Die Sozialraumanalyse bezogen auf den Aspekt Familie hat Konsequenzen für die Zielsetzung und das Leistungsangebot im Familienzentrum. 
Das Familienzentrum liegt zentral in Hövelhof. Es grenzt an die Ortsmitte und liegt in einem ruhigen Wohngebiet. In diesem Wohngebiet gibt es Bereiche alter Wohnsiedlungen und Neubaugebiete. Es gibt viele Ein- und Zweifamilienhäuser in der Umgebung, Neubauten von Mehrfamilienhäusern befinden sich sowohl im Ortskern als auch in den Siedlungen. Die neu erschlossenen Siedlungen bestehen zum größten Teil aus Ein- und Zweifamilienhäusern, aber auch aus Häusern mit mehreren Wohneinheiten.
Zurzeit besuchen 120 Kinder von 0-6 Jahren davon das Familienzentrum Schatenstraße.
Viele Familien kommen aus den unterschiedlichsten Bildungsschichten. Die Familien kommen aus Bildungsnahen wie auch aus Bildungsfernen Schichten. Bei einigen Familien sind der Beratungsbedarf und die Erziehungsunsicherheit sehr groß.
60 Familien von 106 Familien haben eine Zuwanderungsgeschichte. Die Familien, bzw. ein Elternteil kommen aus Russland, der Türkei, Polen, Serbien, Albanien, Mexiko, Iran, Vietnam, Rumänien, Jordanien, Spanien, England… Bei 60 Kindern ist Deutsch nicht die Erstsprache. 16 Eltern sind alleinerziehend.
Die Erwerbstätigkeit beider Elternteile der Kinder ist sehr hoch. Von den 120 Kindern werden 98 Kinder über Mittag betreut, 22 Kinder nutzen die geteilte Öffnungszeit von 35 Stunden.
 
Ausgehend von der Sozialraumanalyse hat das Team in enger Kooperation mit den Eltern und Kooperationspartnern das Angebot des Familienzentrums Schatenstraße weiterentwickelt:
Um dem steigenden Bedarf an frühkindlicher Betreuung gerecht zu werden, fragen wir weiterhin die Bedarfe jährlich ab. Die Ergebnisse werden mit dem Träger und den Gremien Elternbeirat und Rat der Tageseinrichtung , als auch der Tagespflege beraten.

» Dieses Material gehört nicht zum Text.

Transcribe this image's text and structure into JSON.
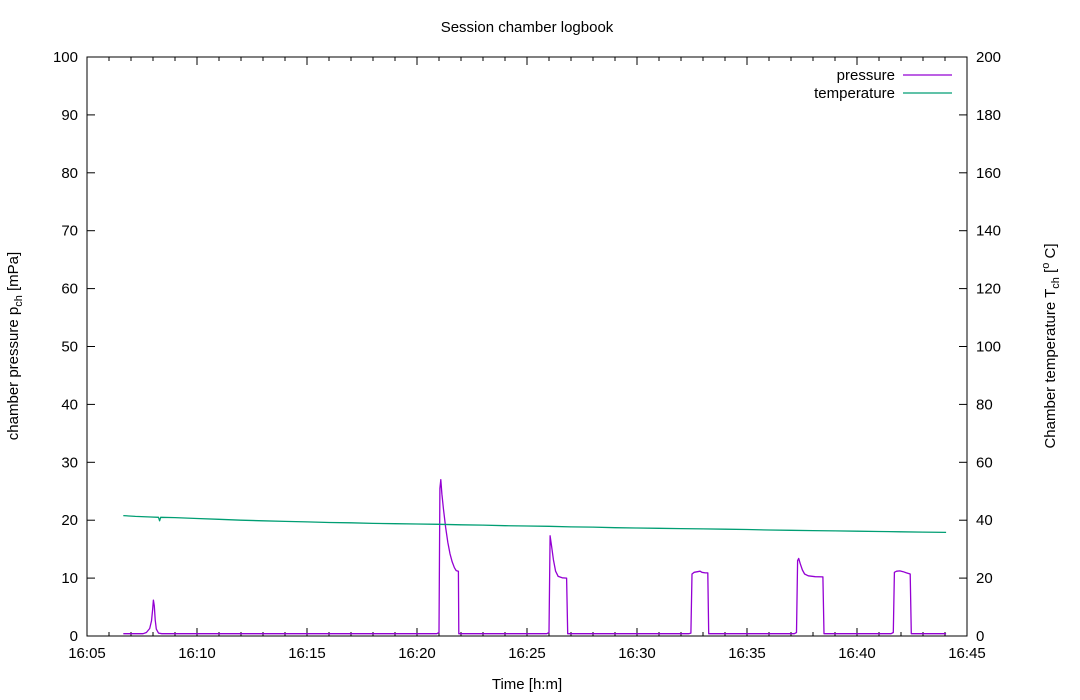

Da das Angebot der Tagesstätte nicht allen Bedarfen gerecht werden kann, pflegen wir die intensive Kooperation mit der Servicestelle für Kinderbetreuung und der Fachberatung für Kinder in Tagespflege. Um den wachsenden Anforderungen der Gesellschaft an die Tagespflege gerecht zu werden und im Sozialraum die Angebote zu bündeln, bietet das Familienzentrum den Tageseltern Treffmöglichkeiten zum Austausch und die Möglichkeiten zur Weiterqualifizierung durch die Teilhabe an den Bildungsangeboten im Haus an.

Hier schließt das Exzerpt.